Turning cow hides into soft, hair-free leather can be a dirty business, and in the Hazaribagh neighborhood of Dhaka, the former home to more than 150 tanneries, the air a year ago was so noxious with chemicals and rotting hide trimmings that it was repeatedly named one of the most polluted places on earth by environmentalists. The adjacent Buriganga River, a source of drinking water for 180,000 people, was considered poisoned.
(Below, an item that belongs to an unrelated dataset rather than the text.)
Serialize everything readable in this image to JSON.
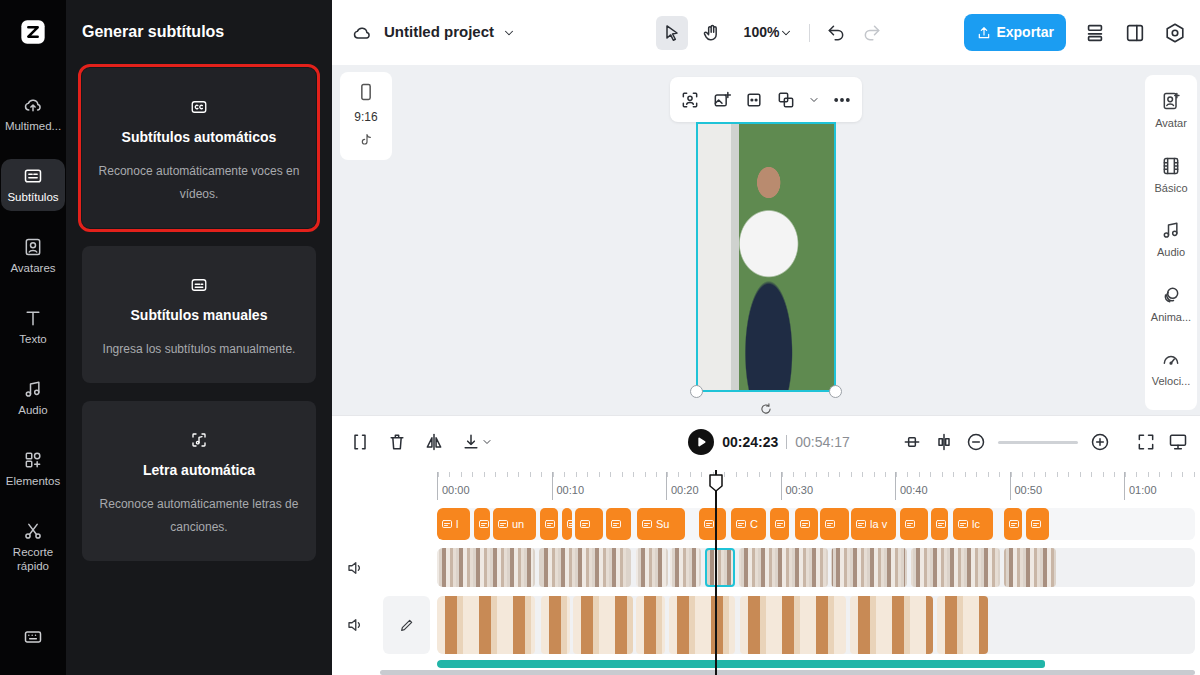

In April 2017, under international pressure, the government shut off power at the Hazaribagh tanneries, ordering them to move to a new tannery industrial complex in Savar.
Now the AP has learned that factories at the new location are draining chemicals into the Daleshwari River and dumping toxic waste in open fields. Although there are sewage treatment and effluent systems, they are inadequate to process all of the waste.
“This was a disaster foretold,” said Richard Pearshouse, associate director of the environment program at Human Rights Watch. “Everyone convinced themselves that the main issue was technical — a lack of a central effluent treatment plant — and not political. But Bangladesh’s tanning industry will be plagued by its fundamental problems — child labor, occupational and environmental health dangers — until government authorities finally get serious about enforcing laws.”
New York-based Transparentem, a labor rights nonprofit group, is calling on American and European companies that sourced leather in Hazaribagh — or had items made by companies that also owned tanneries there — to help clean up the mess left behind. The companies include Clarks, Coach, Kate Spade, Macy’s, Michael Kors, Sears, Steven Madden and Timberland. It is also calling on Germany-based Deichmann, a shoe and sportswear chain, and two U.S. firms — Harbor Footwear Group and Genesco — that design and market shoes in even more brands to help.
“The primary onus is on Bangladesh’s government and leather industry to clean up Hazaribagh and prevent another full-scale environmental catastrophe in Savar,” said Transparentem president E Benjamin Skinner. “Brands that have bought from manufacturers affiliated with tanneries in either location have leverage, and thus share in the responsibility for reform.”
Undercover investigators have not followed a specific piece of leather to a particular purse or shoe. Supply chains take a few steps, sometimes dozens, to get from the source of a product to an item on a store shelf.
Transparentem is also calling on buyers to use their collective leverage to advocate for better waste treatment facilities in Savar.
All of the companies that responded said they no longer get any leather from tanneries in Bangladesh. Some said they never did. Macy’s, Timberland and Clark continue to have products made there.
“Clarks has no direct or indirect relationship with any tannery in Bangladesh,” the company said in a statement. Its Bangladesh manufacturer sources all of its leather from outside the country, and the company continuously audits all of its partners, the statement said.
At the new Savar industrial center, an AP reporter found that a central effluent treatment plant had yet to be fully functional, contradicting claims from authorities that it’s been reinforced.
Chinese engineers working on the plant refused to talk.
In addition to delayed operations at the effluent treatment plant, a new problem has started: repeated breaches in the embankment of a pond where solid waste is supposed to be held. This is allowing more pollution — mixed with rainwater — to flow into the river.
“This is worrying. The embankment has been repaired repeatedly, but because of the monsoon, the breaches developed again,” said Delowar Hossain, a plant consultant.
Abu Naser Khan, chairman of Save the Environment Movement, said last week that the new site has multiple infrastructural deficiencies, causing serious pollution in the area.
“It’s killing the river, it’s poisoning soil and it’s destroying the whole environment,” Khan said. “Dangerous chemicals are still flowing into the river.”
It’s clear, he said, that relocating the toxic leather tanning factories from intensely polluted Hazaribagh has just moved the environmental disaster to another place.
“It seems the government does not care for the environment. Similar things are happening here,” Khan said. “It’s really frustrating that authorities are failing to understand the serious environmental consequences from pollution, which could be averted.”
Khan said their complaints “are falling into deaf ears.”
Bangladeshi leather-goods manufacturers were reluctant to comment.
An official at a leading exporting factory said Friday that the company shouldn’t suffer for the failure of the authorities.
“We have lodged complaints again and again, but still the effluent treatment plant is not fully functional and the pace of development inside the tannery belt is very slow,” said the official, who spoke on condition of anonymity, fearing retribution.
“The government has shouldered all responsibilities for preparing all infrastructures of the new site,” he said. “We have nothing to contribute here.”